EPFL researchers have combined injections of a novel hydrogel with systemic osteoporosis drugs in rats, achieving rapid local increases in bone density. The results offer hope for future fracture prevention therapies in osteoporosis patients.
Osteoporosis is a disease in which bone resorbs faster than it is formed, gradually weakening its structure over time and leading to fractures. Although the condition is well recognized, Dominique Pioletti, head of the Laboratory of Biomechanical Orthopedics in EPFL's School of Engineering, emphasizes that the economic and societal impacts of osteoporosis fractures are often underestimated.
"In the absence of effective preventive measures, around 40% of women aged 50 and over will suffer at least one major osteoporotic fracture; in men, the percentage is around 20%," he says. "Moreover, people often do not realize the severity of the condition. In the elderly, fractures of the femoral neck, near the hip, have a 20% mortality rate in the year following the fracture, and over half of those affected are never able to return to pre-fracture activities."
In the elderly, osteoporosis fractures of the femoral neck, near the hip, have a 20% mortality rate in the year following the fracture.
A diagnosis of osteoporosis is usually followed by treatment with systemic drugs that work either by decreasing the resorption rate of old bone (anti-catabolism) or boosting new bone production (anabolism). But both types of treatment can take up to a year to have an effect, leaving patients vulnerable to fracture in the meantime.
Pioletti and colleagues at EPFL start-up flowbone have developed an injectable hydrogel that targets rapid, localized increase in bone density. The team, in collaboration with Vincent Stadelmann at the Schulthess Klinik, Zurich, have recently reported a novel therapy that combines these hydrogel injections with traditional systemic drugs. The results, published in the journal Bone, show a four- to five-fold increase in bone density in the legs of rats with bone loss.
"In this work, we demonstrate for the first time that a combined therapy of a systemically delivered drug and local injection of our hydrogel delivers a rapid increase in bone density, and could therefore transform the prevention of osteoporosis fractures," Pioletti says.
Boosting build-up while blocking breakdown
Most current osteoporosis treatments are systemic, and the few local treatments available take the form of pastes that harden into a kind of cement. The easily injectable hydrogel developed at EPFL and flowbone, on the other hand, is made of hyaluronic acid and hydroxyapatite nanoparticles, and is designed to mimic the natural minerals in bone.
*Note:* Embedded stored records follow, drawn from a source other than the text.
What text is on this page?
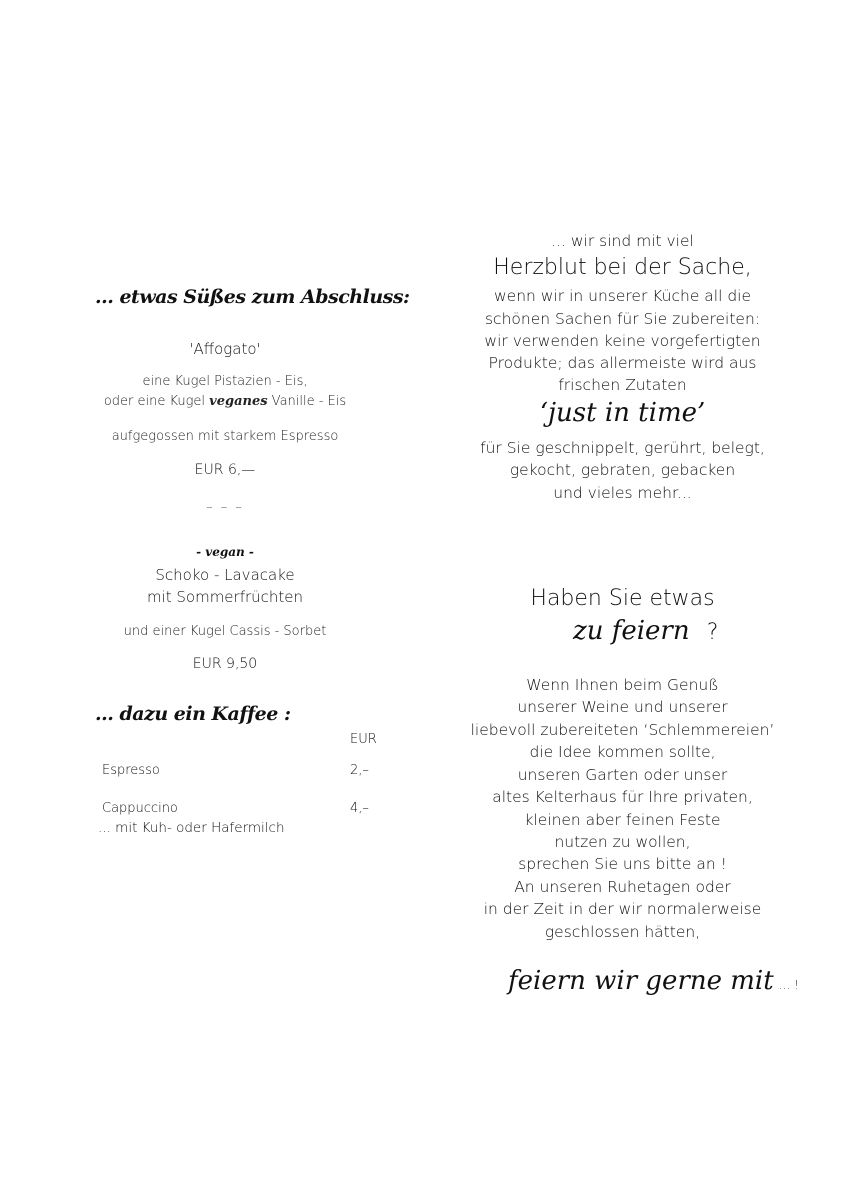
... etwas Süßes zum Abschluss:
'Affogato'
eine Kugel Pistazien - Eis,
oder eine Kugel veganes Vanille - Eis
aufgegossen mit starkem Espresso
EUR 6,—
– – –
- vegan -
Schoko - Lavacake
mit Sommerfrüchten
und einer Kugel Cassis - Sorbet
EUR 9,50
... dazu ein Kaffee :
EUR
Espresso	2,–
Cappuccino	4,–
... mit Kuh- oder Hafermilch
... wir sind mit viel
Herzblut bei der Sache,
wenn wir in unserer Küche all die
schönen Sachen für Sie zubereiten:
wir verwenden keine vorgefertigten
Produkte; das allermeiste wird aus
frischen Zutaten
‘just in time’
für Sie geschnippelt, gerührt, belegt,
gekocht, gebraten, gebacken
und vieles mehr...
Haben Sie etwas
zu feiern ?
Wenn Ihnen beim Genuß
unserer Weine und unserer
liebevoll zubereiteten ‘Schlemmereien’
die Idee kommen sollte,
unseren Garten oder unser
altes Kelterhaus für Ihre privaten,
kleinen aber feinen Feste
nutzen zu wollen,
sprechen Sie uns bitte an !
An unseren Ruhetagen oder
in der Zeit in der wir normalerweise
geschlossen hätten,
feiern wir gerne mit ... !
The study results showed that standalone hydrogel injections significantly densified local bone two- to three-fold, independent of systemic therapy. But the most potent effect was seen in rats that received a systemic anabolic treatment (parathyroid hormone), plus the hydrogel mixed with the anti-catabolic drug Zoledronate: at the injection site, their bone density increased up to 4.8-fold in just 2-4 weeks.
"Our findings suggest that injectable hydrogels with localized anti-catabolic drug delivery can complement systemic anti-catabolic treatment, or bone-boosting systemic anabolic treatment, by rapidly increasing local bone density," Pioletti summarizes.
He adds that the flowbone team is now awaiting regulatory approval to move ahead with a clinical study in human patients. "We hope that such a study will allow us to demonstrate the benefit of our hydrogel in cases where patients require rapid bone densification, for example to support an implant where the bone is weak. Then, we want to build on this evidence, ultimately to develop therapies to prevent fractures due to osteoporosis."